Introducing the Farm Food Blog

Anna and Helen with their cookbook at an event

In 2012, my mom Helen and I (Anna) self-published a cookbook called Farm Food of all the family recipes we serve to our guests at Palmquist Farm.

Now, it’s 2020, and we find ourselves faced with a global pandemic brought on by COVID-19. Like many of you, we had to make the difficult decision to close our doors for the safety of our family, guests, and staff.

We are disoriented by this new reality. We imagine you feel the same as we all try to come to grips with shuttered businesses, layoffs, social distancing, and sheltering-in-place.

If you’ve been to The Farm, you know it is a community and a gathering place. We eat our meals together at communal tables. At 6am, you can find locals and guests drinking coffee at the kitchen table with my father Jim and sharing stories.

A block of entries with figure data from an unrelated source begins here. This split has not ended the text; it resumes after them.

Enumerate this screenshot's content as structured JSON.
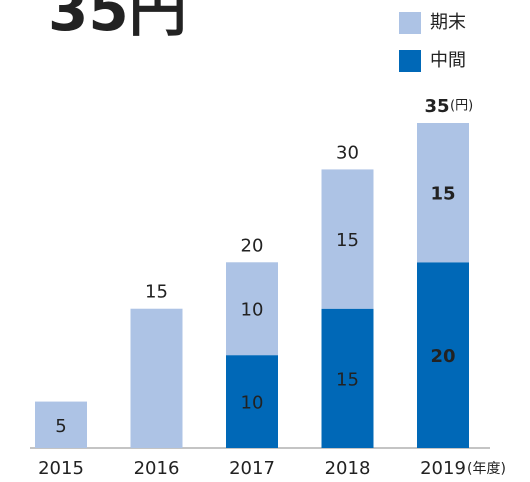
{
  "chart_data": {
    "type": "stacked_bar",
    "title": "35円",
    "categories": [
      "2015",
      "2016",
      "2017",
      "2018",
      "2019"
    ],
    "x_unit": "(年度)",
    "series": [
      {
        "name": "中間",
        "color": "#0068b7",
        "values": [
          null,
          null,
          10,
          15,
          20
        ]
      },
      {
        "name": "期末",
        "color": "#adc3e5",
        "values": [
          5,
          15,
          10,
          15,
          15
        ]
      }
    ],
    "totals": [
      null,
      15,
      20,
      30,
      35
    ],
    "total_unit": "(円)",
    "highlight_last": true,
    "ylim": [
      0,
      35
    ]
  }
}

Jim telling stories to the guests before dinner

We wondered how we could keep this spirit alive through this time of distance. How can we stay connected to our community of guests, family, and friends?

Perhaps, the answer is through food, through those farm meals, the ones where you sat down at the beginning of the meal with people you had just met and then stood up at the end of the meal as fast friends.

Our guests dishing up at the buffet

While we can’t sit down together at the same table and have Helen cook for us, I believe that through the sharing of the farm’s recipes, we can still connect. Many of us will be confined to our homes. Many of our favorite restaurants are closed. Some of us have been asked to shelter in place, only going out for groceries or emergencies. The time has come for us to learn how to eat at home again (myself included).

For me, cooking is a way to slow down, and re-orient to touch, taste, and smell. It’s something I can do when everything else is so out of my control. Cooking is an activity you can get your partner, roommates, or the kids involved with. A homemade meal can offer a bit of comfort to yourself and those around you during these uncertain times. My hope is that these recipes can bring you some of the same joy and comfort that they do when Helen makes them for you on The Farm.

Helen picking turkey meat from the bones for her home-made soup

The recipes we’ll be sharing are simple, made with easy-to-find ingredients (hopefully). They are the ones I grew up with. They were passed down from great grandma to Grandma Toinie and then to Helen and me. The ones that have been made for countless farm hands, friends, and guests over the past 100 years or so. They are that kind of home-cooked farm food that’s been lost in some ways. It’s hearty, simple comfort cooking that any level of cook can make. None of these recipes are technical. You only need to be willing and curious. They just require a little love. And plenty of granulated garlic. 

We don’t know what tomorrow will bring. In the meantime, let’s cook something tasty together!